If at first you don’t succeed, try, try again.
Ahead of an expected relaunch next month of the Beats Music streaming service, Apple is pushing labels to choke off free streaming options at competitors like Spotify, according to the Verge. The Department of Justice, the main US competition watchdog agency, is interviewing music executives about the practices, the report said, citing unnamed sources.
Apple has been grappling to find a competitive edge in subscription music streaming, a format that it resisted for years while startups like Spotify took the lead. Now that digital downloads are declining because of streaming’s growth, Apple needs to catch up. Its other attempts to get special treatment from labels have fallen flat, but a push to limit free options comes as the music industry has begun to question them. Services like Spotify have pitched free tiers as the gateway for people to pay for subscriptions, but labels and artists are unhappy with the degree people listen without paying by sitting through ads.
Apple didn’t immediately respond to messages seeking comment.
The maker of Macs and iPhones is expected to relaunch the Beats Music service — which it acquired last year in a $3 billion deal for its headphones- making parent — in June as a subscription music service deeply integrated into its iTunes store and mobile operating system, iOS. To give Beats an edge, the company earlier angled to offer a cheaper subscription rate than the industry standard of $10 a month, to no avail. It sought high-profile exclusives for its service, prompting Europe’s competition body to start probing Apple’s practices as well.

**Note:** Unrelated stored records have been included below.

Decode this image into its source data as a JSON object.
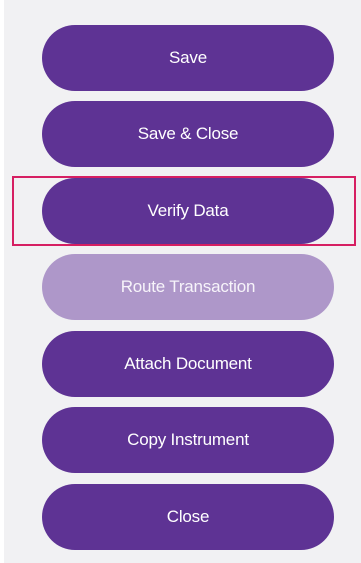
{
  "actions": {
    "buttons": [
      {
        "id": "save",
        "label": "Save",
        "enabled": true
      },
      {
        "id": "save-close",
        "label": "Save & Close",
        "enabled": true
      },
      {
        "id": "verify-data",
        "label": "Verify Data",
        "enabled": true,
        "highlighted": true
      },
      {
        "id": "route-transaction",
        "label": "Route Transaction",
        "enabled": false
      },
      {
        "id": "attach-document",
        "label": "Attach Document",
        "enabled": true
      },
      {
        "id": "copy-instrument",
        "label": "Copy Instrument",
        "enabled": true
      },
      {
        "id": "close",
        "label": "Close",
        "enabled": true
      }
    ]
  },
  "colors": {
    "button_bg": "#5e3394",
    "button_disabled_bg": "#ae97c9",
    "highlight_border": "#d61f62",
    "panel_bg": "#f1f1f3"
  }
}
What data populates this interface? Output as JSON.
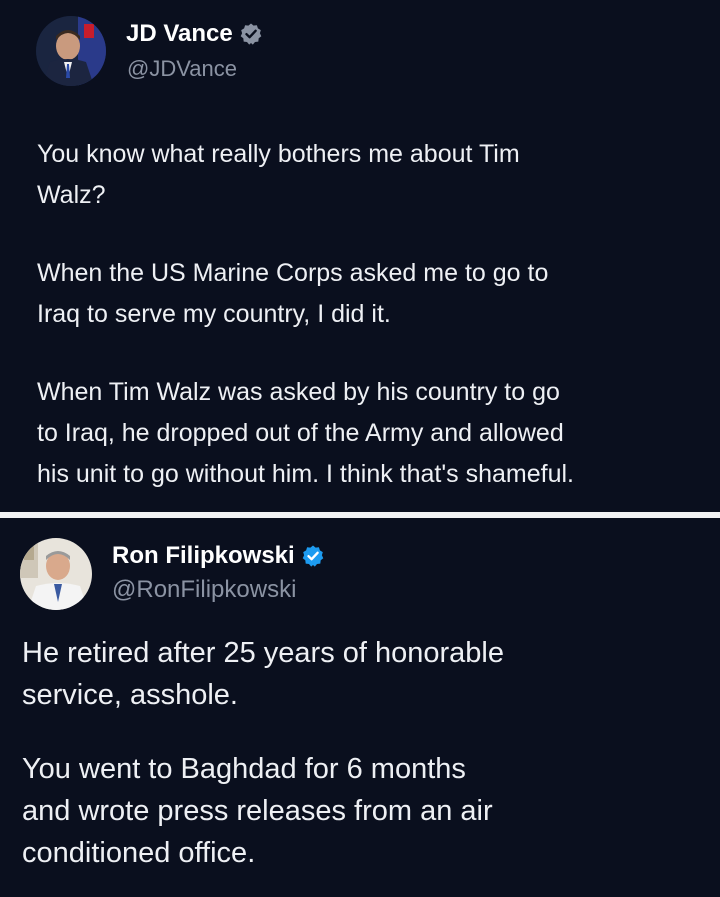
{
  "tweet1": {
    "display_name": "JD Vance",
    "handle": "@JDVance",
    "paragraphs": [
      "You know what really bothers me about Tim\nWalz?",
      "When the US Marine Corps asked me to go to\nIraq to serve my country, I did it.",
      "When Tim Walz was asked by his country to go\nto Iraq, he dropped out of the Army and allowed\nhis unit to go without him. I think that's shameful."
    ],
    "badge_color": "#8b93a3"
  },
  "tweet2": {
    "display_name": "Ron Filipkowski",
    "handle": "@RonFilipkowski",
    "paragraphs": [
      "He retired after 25 years of honorable\nservice, asshole.",
      "You went to Baghdad for 6 months\nand wrote press releases from an air\nconditioned office."
    ],
    "badge_color": "#1d9bf0"
  },
  "icons": [
    "avatar-photo",
    "verified-badge-icon"
  ]
}
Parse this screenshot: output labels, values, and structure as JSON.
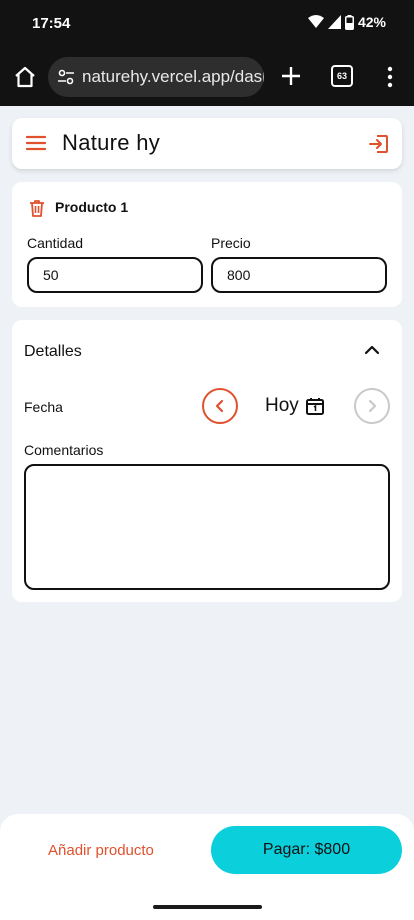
{
  "status_bar": {
    "time": "17:54",
    "battery": "42%"
  },
  "browser": {
    "url": "naturehy.vercel.app/dash",
    "tab_count": "63"
  },
  "header": {
    "title": "Nature hy"
  },
  "product": {
    "name": "Producto 1",
    "quantity_label": "Cantidad",
    "quantity_value": "50",
    "price_label": "Precio",
    "price_value": "800"
  },
  "details": {
    "title": "Detalles",
    "date_label": "Fecha",
    "date_value": "Hoy",
    "comments_label": "Comentarios",
    "comments_value": ""
  },
  "footer": {
    "add_label": "Añadir producto",
    "pay_label": "Pagar: $800"
  },
  "colors": {
    "accent": "#e0512d",
    "pay_button": "#0ccfdc",
    "background": "#eef2f7"
  }
}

The Verge report also said Apple offered to pay YouTube’s music licensing fee to Universal Music Group if the label stopped allowing its songs on YouTube. Universal Music Group is the world’s biggest music label, and Google’s video site YouTube is the biggest free streaming service on the Internet.
Spotify, which had 15 million paid members and 60 million active users as of January, is the biggest subscription streaming service.
Internet radio offerings like Pandora pay royalties largely through a statutory license rather than direct deals with labels. Apple negotiations wouldn’t affect those free listening options.